Bufera sul concorso presidi del 2017. Nei prossimi giorni il Consiglio di Stato sarà chiamato a pronunciarsi sul concorso per dirigenti scolastici, annullato dal Tar Lazio con sentenza poi sospesa. In questo procedimento Lucia Azzolina si trova nella doppia veste di ministro dell’Istruzione e di vincitrice della stessa procedura, quindi doppiamente parte in causa. E nella vicenda figurano diversi nomi di Terra di Lavoro. A cominciare da quello del sindaco di Alvignano Angelo Francesco Marcucci (commissario in questo concorso in quanto alto funzionario del ministero dell’Istruzione in quiescenza). Spunta anche quello della dirigente scolastica (assessore all’Istruzione nel capoluogo) Adele Vairo, con il padre Felice Vairo (a sua volta dirigente scolastico in pensione). E quelli delle vincitrici dello stesso concorso Michela VisoneMargherita Ricciardi e Anna Dello Buono.

La battaglia del comitato “Trasparenza è partecipazione”

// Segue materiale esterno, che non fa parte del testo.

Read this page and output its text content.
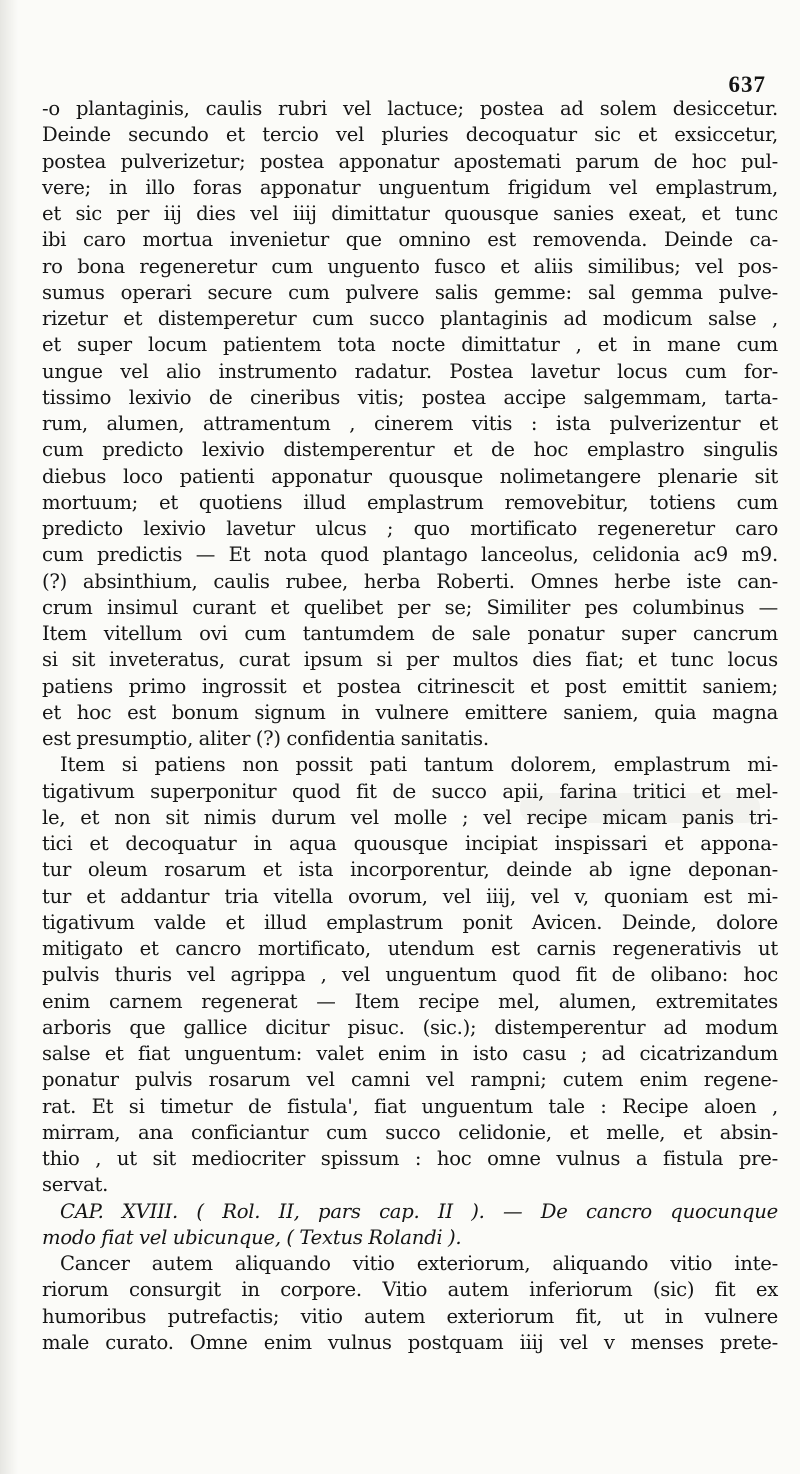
637
-o plantaginis, caulis rubri vel lactuce; postea ad solem desiccetur.
Deinde secundo et tercio vel pluries decoquatur sic et exsiccetur,
postea pulverizetur; postea apponatur apostemati parum de hoc pul-
vere; in illo foras apponatur unguentum frigidum vel emplastrum,
et sic per iij dies vel iiij dimittatur quousque sanies exeat, et tunc
ibi caro mortua invenietur que omnino est removenda. Deinde ca-
ro bona regeneretur cum unguento fusco et aliis similibus; vel pos-
sumus operari secure cum pulvere salis gemme: sal gemma pulve-
rizetur et distemperetur cum succo plantaginis ad modicum salse ,
et super locum patientem tota nocte dimittatur , et in mane cum
ungue vel alio instrumento radatur. Postea lavetur locus cum for-
tissimo lexivio de cineribus vitis; postea accipe salgemmam, tarta-
rum, alumen, attramentum , cinerem vitis : ista pulverizentur et
cum predicto lexivio distemperentur et de hoc emplastro singulis
diebus loco patienti apponatur quousque nolimetangere plenarie sit
mortuum; et quotiens illud emplastrum removebitur, totiens cum
predicto lexivio lavetur ulcus ; quo mortificato regeneretur caro
cum predictis — Et nota quod plantago lanceolus, celidonia ac9 m9.
(?) absinthium, caulis rubee, herba Roberti. Omnes herbe iste can-
crum insimul curant et quelibet per se; Similiter pes columbinus —
Item vitellum ovi cum tantumdem de sale ponatur super cancrum
si sit inveteratus, curat ipsum si per multos dies fiat; et tunc locus
patiens primo ingrossit et postea citrinescit et post emittit saniem;
et hoc est bonum signum in vulnere emittere saniem, quia magna
est presumptio, aliter (?) confidentia sanitatis.
Item si patiens non possit pati tantum dolorem, emplastrum mi-
tigativum superponitur quod fit de succo apii, farina tritici et mel-
le, et non sit nimis durum vel molle ; vel recipe micam panis tri-
tici et decoquatur in aqua quousque incipiat inspissari et appona-
tur oleum rosarum et ista incorporentur, deinde ab igne deponan-
tur et addantur tria vitella ovorum, vel iiij, vel v, quoniam est mi-
tigativum valde et illud emplastrum ponit Avicen. Deinde, dolore
mitigato et cancro mortificato, utendum est carnis regenerativis ut
pulvis thuris vel agrippa , vel unguentum quod fit de olibano: hoc
enim carnem regenerat — Item recipe mel, alumen, extremitates
arboris que gallice dicitur pisuc. (sic.); distemperentur ad modum
salse et fiat unguentum: valet enim in isto casu ; ad cicatrizandum
ponatur pulvis rosarum vel camni vel rampni; cutem enim regene-
rat. Et si timetur de fistula', fiat unguentum tale : Recipe aloen ,
mirram, ana conficiantur cum succo celidonie, et melle, et absin-
thio , ut sit mediocriter spissum : hoc omne vulnus a fistula pre-
servat.
CAP. XVIII. ( Rol. II, pars cap. II ). — De cancro quocunque
modo fiat vel ubicunque, ( Textus Rolandi ).
Cancer autem aliquando vitio exteriorum, aliquando vitio inte-
riorum consurgit in corpore. Vitio autem inferiorum (sic) fit ex
humoribus putrefactis; vitio autem exteriorum fit, ut in vulnere
male curato. Omne enim vulnus postquam iiij vel v menses prete-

A portare avanti la battaglia giudiziaria è il comitato “Trasparenza è partecipazione”. I ricorrenti hanno ottenuto l’annullamento della procedura nel luglio 2019 per diverse irregolarità. “I vincitori, però, restano al loro posto, grazie alla sospensione degli effetti della sentenza disposta dallo stesso Consiglio di Stato. Fra i vincitori c’è la Azzolina, all’epoca del concorso deputato e componente della commissione Cultura. Dopo un anno dalla prima assunzione in ruolo, è stato disposto lo scorrimento della graduatoria e l’assunzione degli idonei. Questo grazie a un emendamento di Italia Viva. Ed è stata la stessa Azzolina a “blindare” il concorso, impedendo l’accesso completo agli atti, senza curarsi di quanto disposto dal Tar del Lazio”.